Они посмотрели друг другу в глаза и одновременно перевели взгляд на револьвер, лежавший на дневнике, рядом со стаканом молока — напоминанием обо всем, что Хавьер совершил и что потерял.

— Выбор за вами, — сказал Хулио. — Это единственный способ поставить в этом деле точку и навсегда забыть о нем.

Ладони у Фалькона взмокли, пот побежал по его лбу. И откуда в нем столько жидкости? Он взял револьвер, отщелкнул магазин, убедился, что там нет ни одного пустого гнезда, снял оружие с предохранителя и дрожавшей рукой поднес его к виску. В этот момент самоубийство казалось ему неплохим выходом. Простейшим решением перед лицом внезапно возникшей пустоты. Его прошлое было перечеркнуто, а будущее представлялось зыбким и смутным. Любовь отца… ее никогда и не было. Только ненависть, которую он, Хавьер, подпитывал… самим своим существованием. К тому же… кто он теперь? Может ли он считать себя Хавьером Фальконом? В нем не осталось никаких скреп, кроме чувства вины и горя; выдерни их, и он распадется на части. Но вот появился шанс разом со всем покончить. Одним легким нажатием на спусковой крючок он может разнести вдребезги вместилище своей муки.

Вдруг в его памяти что-то раскрылось, и он вспомнил тот поцелуй, тот мягкий нажим маминых губ, которым она благословила сына навеки. Хавьер вдруг осознал, кто он, ощутил в себе того мальчика, каким был для нее. Спутанный узел его мыслей чуть-чуть распустился, и он различил концы, за которые можно потянуть.

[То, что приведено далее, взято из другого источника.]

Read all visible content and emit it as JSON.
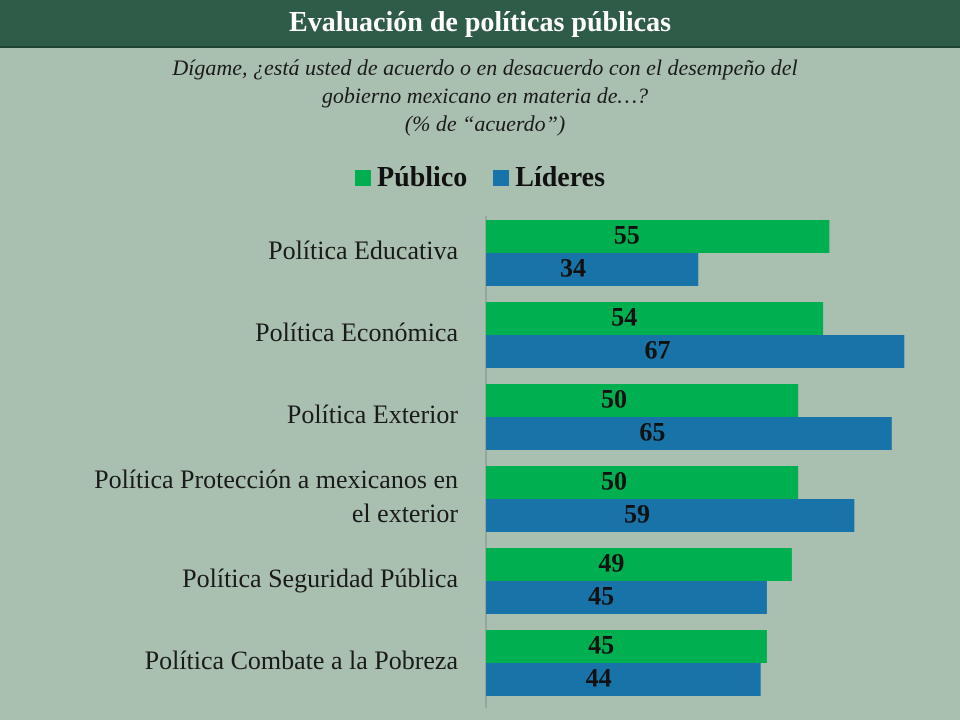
{
  "header": {
    "title": "Evaluación de políticas públicas"
  },
  "subtitle": {
    "line1": "Dígame, ¿está usted de acuerdo o en desacuerdo con el desempeño del",
    "line2": "gobierno mexicano en materia de…?",
    "line3": "(% de “acuerdo”)"
  },
  "colors": {
    "publico": "#00b050",
    "lideres": "#1874a8",
    "background": "#a9bfaf",
    "title_bar": "#2f5b49"
  },
  "chart_data": {
    "type": "bar",
    "orientation": "horizontal",
    "categories": [
      [
        "Política Educativa"
      ],
      [
        "Política Económica"
      ],
      [
        "Política Exterior"
      ],
      [
        "Política Protección a mexicanos en",
        "el exterior"
      ],
      [
        "Política Seguridad Pública"
      ],
      [
        "Política Combate a la Pobreza"
      ]
    ],
    "series": [
      {
        "name": "Público",
        "color": "#00b050",
        "values": [
          55,
          54,
          50,
          50,
          49,
          45
        ]
      },
      {
        "name": "Líderes",
        "color": "#1874a8",
        "values": [
          34,
          67,
          65,
          59,
          45,
          44
        ]
      }
    ],
    "xlim": [
      0,
      70
    ],
    "legend": "top-center",
    "grid": false,
    "data_labels": true
  }
}
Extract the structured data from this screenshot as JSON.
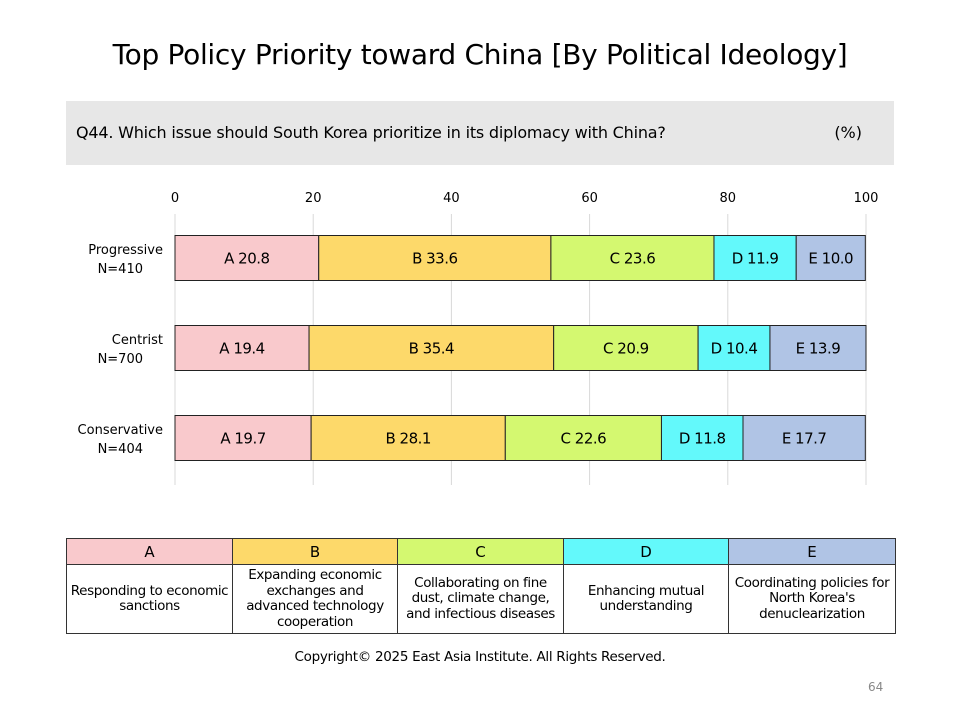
{
  "title": "Top Policy Priority toward China [By Political Ideology]",
  "question": "Q44. Which issue should South Korea prioritize in its diplomacy with China?",
  "unit": "(%)",
  "chart_data": {
    "type": "bar",
    "orientation": "horizontal",
    "stacked": true,
    "xlim": [
      0,
      100
    ],
    "x_ticks": [
      0,
      20,
      40,
      60,
      80,
      100
    ],
    "grid": "vertical lines at ticks",
    "categories": [
      {
        "label": "Progressive",
        "n": "N=410"
      },
      {
        "label": "Centrist",
        "n": "N=700"
      },
      {
        "label": "Conservative",
        "n": "N=404"
      }
    ],
    "series": [
      {
        "name": "A",
        "color": "#f9c9cc",
        "values": [
          20.8,
          19.4,
          19.7
        ]
      },
      {
        "name": "B",
        "color": "#fdd96a",
        "values": [
          33.6,
          35.4,
          28.1
        ]
      },
      {
        "name": "C",
        "color": "#d4f870",
        "values": [
          23.6,
          20.9,
          22.6
        ]
      },
      {
        "name": "D",
        "color": "#63f9fb",
        "values": [
          11.9,
          10.4,
          11.8
        ]
      },
      {
        "name": "E",
        "color": "#b0c4e5",
        "values": [
          10.0,
          13.9,
          17.7
        ]
      }
    ]
  },
  "legend": [
    {
      "key": "A",
      "description": "Responding to economic sanctions",
      "color": "#f9c9cc"
    },
    {
      "key": "B",
      "description": "Expanding economic exchanges and advanced technology cooperation",
      "color": "#fdd96a"
    },
    {
      "key": "C",
      "description": "Collaborating on fine dust, climate change, and infectious diseases",
      "color": "#d4f870"
    },
    {
      "key": "D",
      "description": "Enhancing mutual understanding",
      "color": "#63f9fb"
    },
    {
      "key": "E",
      "description": "Coordinating policies for North Korea's denuclearization",
      "color": "#b0c4e5"
    }
  ],
  "copyright": "Copyright© 2025 East Asia Institute. All Rights Reserved.",
  "page_number": "64"
}
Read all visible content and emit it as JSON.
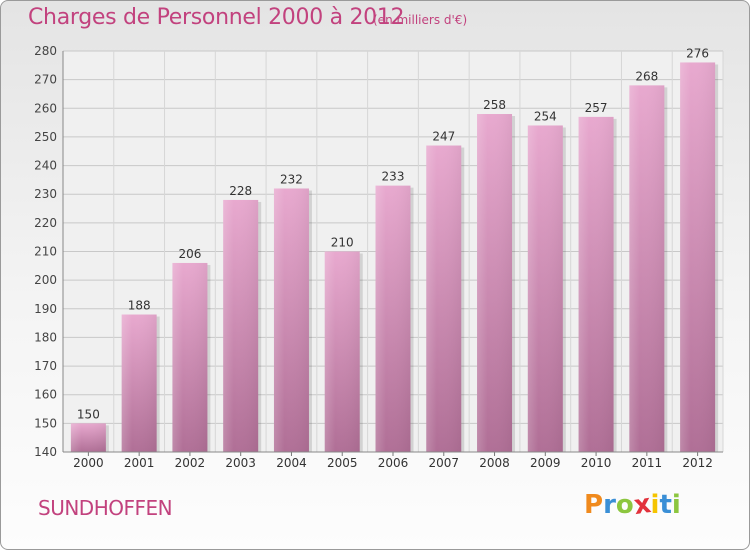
{
  "chart_data": {
    "type": "bar",
    "title": "Charges de Personnel 2000 à 2012",
    "subtitle": "(en milliers d'€)",
    "categories": [
      "2000",
      "2001",
      "2002",
      "2003",
      "2004",
      "2005",
      "2006",
      "2007",
      "2008",
      "2009",
      "2010",
      "2011",
      "2012"
    ],
    "values": [
      150,
      188,
      206,
      228,
      232,
      210,
      233,
      247,
      258,
      254,
      257,
      268,
      276
    ],
    "ylim": [
      140,
      280
    ],
    "yticks": [
      140,
      150,
      160,
      170,
      180,
      190,
      200,
      210,
      220,
      230,
      240,
      250,
      260,
      270,
      280
    ],
    "grid": true,
    "legend": "none",
    "colors": {
      "bar_top": "#e8a9cf",
      "bar_bottom": "#b06f96",
      "accent": "#c2427e"
    }
  },
  "commune": "SUNDHOFFEN",
  "logo": {
    "letters": [
      "P",
      "r",
      "o",
      "x",
      "i",
      "t",
      "i"
    ],
    "colors": [
      "#f08a1d",
      "#3a8fd6",
      "#8cc63f",
      "#e2313b",
      "#f5c400",
      "#3a8fd6",
      "#8cc63f"
    ]
  }
}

С его души свалилась хотя бы часть груза: он не имел ничего общего с человеком, которого считал своим отцом, и все же… Между ними существовала какая-то связь… но какая? Неужели все так примитивно, как утверждает Хулио? Неужели Хавьер служил отцу постоянным напоминанием обо всех его неудачах? Неужели он стал символом ненависти? Или последний поступок отца был таким же неоднозначным, как и человеческая натура вообще? Наши насущные потребности делают нас слабыми. Жизненные невзгоды толкают нас по пути предательства к никчемности и подлости, но не исчезает тяга к тому, что представляло собой истинную ценность: Рауля к Артуро, Рамона к Кармен, Франсиско Фалькона к Хавьеру.